First off, my initial assumption regarding Parallel.For()
and Parallel.ForEach()
was wrong.
可怜的并行实现很可能有6个线程都试图同时写入一个 CouncurrentStack()
。在良好的执行线程usuing当地人(解释请见下文)每个任务只访问共享变量一次,几乎消除了任何竞争。
The poor parallel implementation very likely has 6 threads all attempting to write to a single CouncurrentStack()

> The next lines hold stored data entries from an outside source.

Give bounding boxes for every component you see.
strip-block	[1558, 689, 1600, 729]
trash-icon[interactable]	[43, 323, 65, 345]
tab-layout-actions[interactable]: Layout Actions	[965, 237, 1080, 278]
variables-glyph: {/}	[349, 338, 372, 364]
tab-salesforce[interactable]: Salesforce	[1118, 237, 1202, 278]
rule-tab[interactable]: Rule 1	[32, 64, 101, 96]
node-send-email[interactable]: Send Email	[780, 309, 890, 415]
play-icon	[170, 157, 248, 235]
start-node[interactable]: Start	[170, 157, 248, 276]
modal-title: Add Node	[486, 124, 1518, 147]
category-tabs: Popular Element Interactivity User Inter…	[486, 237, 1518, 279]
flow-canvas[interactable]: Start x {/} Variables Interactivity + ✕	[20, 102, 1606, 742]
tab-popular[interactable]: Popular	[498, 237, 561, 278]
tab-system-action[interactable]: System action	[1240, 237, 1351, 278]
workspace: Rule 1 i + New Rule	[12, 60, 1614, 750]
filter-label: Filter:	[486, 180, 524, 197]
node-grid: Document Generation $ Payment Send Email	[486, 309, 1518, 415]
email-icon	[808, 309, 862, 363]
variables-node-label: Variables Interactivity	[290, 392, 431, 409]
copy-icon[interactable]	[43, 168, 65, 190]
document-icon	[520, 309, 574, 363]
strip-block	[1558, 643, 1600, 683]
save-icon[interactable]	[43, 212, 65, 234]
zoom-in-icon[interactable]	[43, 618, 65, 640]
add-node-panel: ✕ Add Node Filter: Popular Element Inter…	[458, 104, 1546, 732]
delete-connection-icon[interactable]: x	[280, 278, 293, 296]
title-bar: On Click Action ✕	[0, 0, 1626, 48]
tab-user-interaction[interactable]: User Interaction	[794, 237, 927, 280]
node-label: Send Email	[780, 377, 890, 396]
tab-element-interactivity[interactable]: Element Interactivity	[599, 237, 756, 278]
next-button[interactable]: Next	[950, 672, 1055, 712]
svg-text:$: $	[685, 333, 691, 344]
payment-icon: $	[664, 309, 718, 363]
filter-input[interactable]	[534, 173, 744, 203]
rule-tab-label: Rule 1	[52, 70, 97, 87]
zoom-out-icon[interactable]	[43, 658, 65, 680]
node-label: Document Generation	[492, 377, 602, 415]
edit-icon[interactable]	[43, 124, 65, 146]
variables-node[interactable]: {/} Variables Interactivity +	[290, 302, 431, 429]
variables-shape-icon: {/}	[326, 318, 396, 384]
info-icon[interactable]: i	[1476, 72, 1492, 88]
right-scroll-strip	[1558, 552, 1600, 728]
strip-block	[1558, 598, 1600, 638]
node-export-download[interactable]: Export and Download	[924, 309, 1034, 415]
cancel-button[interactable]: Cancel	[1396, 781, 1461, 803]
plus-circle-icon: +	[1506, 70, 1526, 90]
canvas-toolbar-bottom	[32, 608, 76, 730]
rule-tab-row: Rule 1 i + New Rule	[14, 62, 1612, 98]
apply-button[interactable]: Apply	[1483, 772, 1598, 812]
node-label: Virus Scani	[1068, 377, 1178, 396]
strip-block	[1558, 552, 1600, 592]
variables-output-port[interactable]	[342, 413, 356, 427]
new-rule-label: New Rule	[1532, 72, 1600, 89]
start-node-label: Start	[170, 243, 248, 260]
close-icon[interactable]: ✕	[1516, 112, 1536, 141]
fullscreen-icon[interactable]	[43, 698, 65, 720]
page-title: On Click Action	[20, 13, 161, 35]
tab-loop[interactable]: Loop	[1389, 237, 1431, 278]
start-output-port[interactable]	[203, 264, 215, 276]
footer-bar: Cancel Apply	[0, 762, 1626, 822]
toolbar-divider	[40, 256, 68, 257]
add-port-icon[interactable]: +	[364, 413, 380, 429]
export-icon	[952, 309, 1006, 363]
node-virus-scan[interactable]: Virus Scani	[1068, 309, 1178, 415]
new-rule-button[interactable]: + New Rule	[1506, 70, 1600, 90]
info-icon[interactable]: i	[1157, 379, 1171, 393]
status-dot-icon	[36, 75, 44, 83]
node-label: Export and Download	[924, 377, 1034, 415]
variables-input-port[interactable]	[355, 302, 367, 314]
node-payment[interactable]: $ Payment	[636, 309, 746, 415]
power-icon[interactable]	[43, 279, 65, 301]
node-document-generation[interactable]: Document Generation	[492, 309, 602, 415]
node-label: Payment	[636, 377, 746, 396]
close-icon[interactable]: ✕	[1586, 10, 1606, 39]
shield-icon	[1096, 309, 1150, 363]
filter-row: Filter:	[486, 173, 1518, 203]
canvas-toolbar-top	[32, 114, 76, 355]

at once. The good implementation usuing thread locals (explained more below) only accesses the shared variable once per task, nearly eliminating any contention.
在使用的Parallel.For()
和 Parallel.ForEach()
,您不能的简单的在线更换或的foreach
循环>跟他们。这并不是说,这可能不是一个盲目的改善,但没有研究这个问题,并插装它,使用他们在一个问题扔多线程,因为这可能会使其更快。
When using Parallel.For()
and Parallel.ForEach()
, you cannot simply in-line replace a for
or foreach
loop with them. That's not to say it couldn't be a blind improvement, but without examining the problem and instrumenting it, using them is throwing multithreading at a problem because it might make it faster.
** 的Parallel.For()
和 Parallel.ForEach()
具有重载允许您创建为工作
他们最终创建一个本地状态,在每次迭代的执行后运行的表达式。
**Parallel.For()
and Parallel.ForEach()
has overloads that allow you to create a local state for the Task
they ultimately create, and run an expression before and after each iteration's execution.
如果您有与的Parallel.For()
或并联并行操作。的ForEach()
,很可能是个好主意,用这个重载:
If you have an operation you parallelize with Parallel.For()
or Parallel.ForEach()
, it's likely a good idea to use this overload:
public static ParallelLoopResult For<TLocal>(
int fromInclusive,
int toExclusive,
Func<TLocal> localInit,
Func<int, ParallelLoopState, TLocal, TLocal> body,
Action<TLocal> localFinally
)
例如,呼叫对于()
来总结所有整数从1到100,
For example, calling For()
to sum all integers from 1 to 100,
var total = 0;
Parallel.For(0, 101, () => 0, // <-- localInit
(i, state, localTotal) => { // <-- body
localTotal += i;
return localTotal;
}, localTotal => { <-- localFinally
Interlocked.Add(ref total, localTotal);
});
Console.WriteLine(total);
localInit
应该是初始化一个拉姆达本地状态类型,它被传递到体
和 localFinally
lambda表达式。请注意,我不建议实施总结1至100并行使用,但只是有一个简单的例子来让这个例子很短。
localInit
should be an lambda that initializes the local state type, which is passed to the body
and localFinally
lambdas. Please note I am not recommending implementing summing 1 to 100 using parallelization, but just have a simple example to make the example short.
这篇关于并行框架和避免假共享的文章就介绍到这了,希望我们推荐的答案对大家有所帮助,也希望大家多多支持!